Solutions of some boundary value problems for a new class of elastic bodies undergoing small strains. Comparison with the predictions of the classical theory of linearized elasticity: Part I. Problems with cylindrical symmetry

There is considerable evidence that shows that for a large class of materials the relationship between the stress and the strain is nonlinear even in the range of strain that is considered small enough for the classical linearized theory of elasticity to be applicable (see Saito et al. in Science 300:464-467, 2003; Li et al. in Phys Rev Lett 98:105503, 2007; Talling et al. in Scr Mater 59:669-672, 2008; Withey et al. in Mater Sci Eng A 493:26-32, 2008; Zhang et al. in Scr Mater 60:733-736, 2009).

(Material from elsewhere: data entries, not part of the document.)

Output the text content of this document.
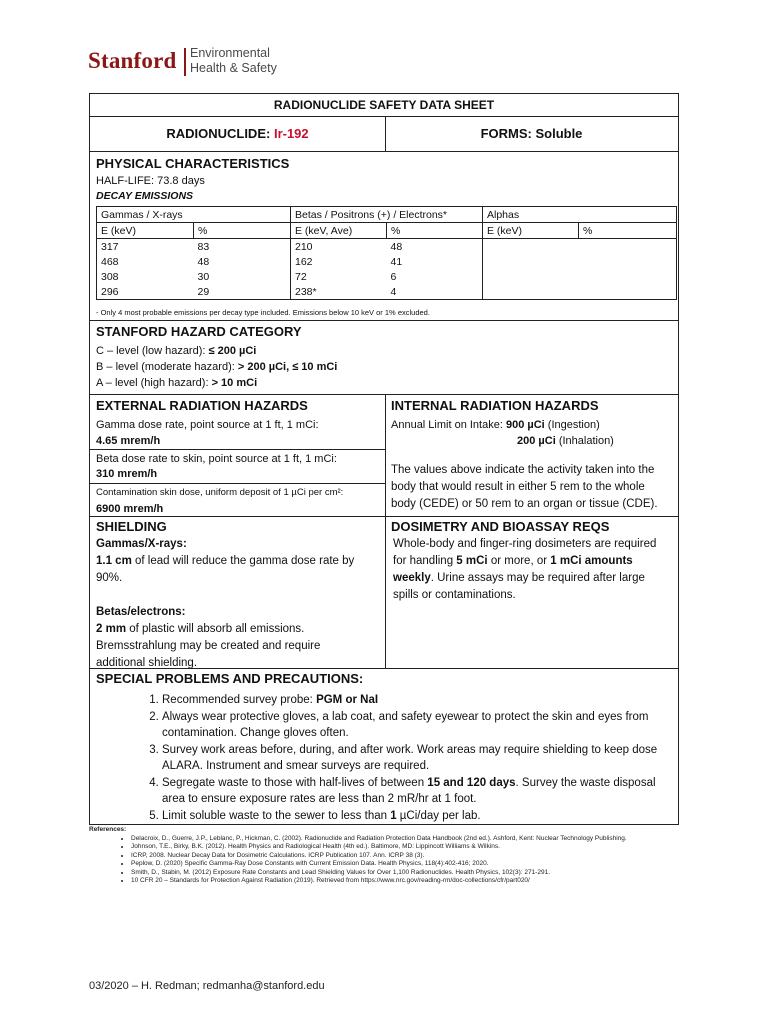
Stanford Environmental
Health & Safety
RADIONUCLIDE SAFETY DATA SHEET
RADIONUCLIDE: Ir-192	FORMS: Soluble
PHYSICAL CHARACTERISTICS
HALF-LIFE: 73.8 days
DECAY EMISSIONS
Gammas / X-rays		Betas / Positrons (+) / Electrons*		Alphas	
E (keV)	%	E (keV, Ave)	%	E (keV)	%
317	83	210	48		
468	48	162	41		
308	30	72	6		
296	29	238*	4		
- Only 4 most probable emissions per decay type included. Emissions below 10 keV or 1% excluded.
STANFORD HAZARD CATEGORY
C – level (low hazard): ≤ 200 µCi
B – level (moderate hazard): > 200 µCi, ≤ 10 mCi
A – level (high hazard): > 10 mCi
EXTERNAL RADIATION HAZARDS
Gamma dose rate, point source at 1 ft, 1 mCi:
4.65 mrem/h
Beta dose rate to skin, point source at 1 ft, 1 mCi:
310 mrem/h
Contamination skin dose, uniform deposit of 1 µCi per cm²:
6900 mrem/h
INTERNAL RADIATION HAZARDS
Annual Limit on Intake: 900 µCi (Ingestion)
200 µCi (Inhalation)
The values above indicate the activity taken into the
body that would result in either 5 rem to the whole
body (CEDE) or 50 rem to an organ or tissue (CDE).
SHIELDING
Gammas/X-rays:
1.1 cm of lead will reduce the gamma dose rate by
90%.

Betas/electrons:
2 mm of plastic will absorb all emissions.
Bremsstrahlung may be created and require
additional shielding.
DOSIMETRY AND BIOASSAY REQS
Whole-body and finger-ring dosimeters are required
for handling 5 mCi or more, or 1 mCi amounts
weekly. Urine assays may be required after large
spills or contaminations.
SPECIAL PROBLEMS AND PRECAUTIONS:
1. Recommended survey probe: PGM or NaI
2. Always wear protective gloves, a lab coat, and safety eyewear to protect the skin and eyes from contamination. Change gloves often.
3. Survey work areas before, during, and after work. Work areas may require shielding to keep dose ALARA. Instrument and smear surveys are required.
4. Segregate waste to those with half-lives of between 15 and 120 days. Survey the waste disposal area to ensure exposure rates are less than 2 mR/hr at 1 foot.
5. Limit soluble waste to the sewer to less than 1 µCi/day per lab.
References:
• Delacroix, D., Guerre, J.P., Leblanc, P., Hickman, C. (2002). Radionuclide and Radiation Protection Data Handbook (2nd ed.). Ashford, Kent: Nuclear Technology Publishing.
• Johnson, T.E., Birky, B.K. (2012). Health Physics and Radiological Health (4th ed.). Baltimore, MD: Lippincott Williams & Wilkins.
• ICRP, 2008. Nuclear Decay Data for Dosimetric Calculations. ICRP Publication 107. Ann. ICRP 38 (3).
• Peplow, D. (2020) Specific Gamma-Ray Dose Constants with Current Emission Data. Health Physics, 118(4):402-416; 2020.
• Smith, D., Stabin, M. (2012) Exposure Rate Constants and Lead Shielding Values for Over 1,100 Radionuclides. Health Physics, 102(3): 271-291.
• 10 CFR 20 – Standards for Protection Against Radiation (2019). Retrieved from https://www.nrc.gov/reading-rm/doc-collections/cfr/part020/
03/2020 – H. Redman; redmanha@stanford.edu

A proper description of the experiments requires an alternative theory which when linearized would allow the possibility of such a nonlinear relationship between the stress and the strain. Recently, such a theory of elastic bodies has been put into place (see Rajagopal in Appl Math 48:279-319, 2003; Bustamante in Proc R Soc A 465:1377-1392, 2009; Rajagopal in Math Mech Solids 16:536-562, 2011). In this paper, we consider a special class of bodies that belong to the new generalization of response relations for elastic bodies that have a nonlinear relationship between the linearized strain and the stress. We use the special class of bodies that exhibit limited small strain to study two boundary value problems, the first concerning the telescopic shearing and inflation of a tube and the second being the extension, inflation and circumferential shearing of a tube. The results that we obtain for the models under consideration are markedly different from the predictions of the classical linearized elastic model with regard to the same boundary value problems.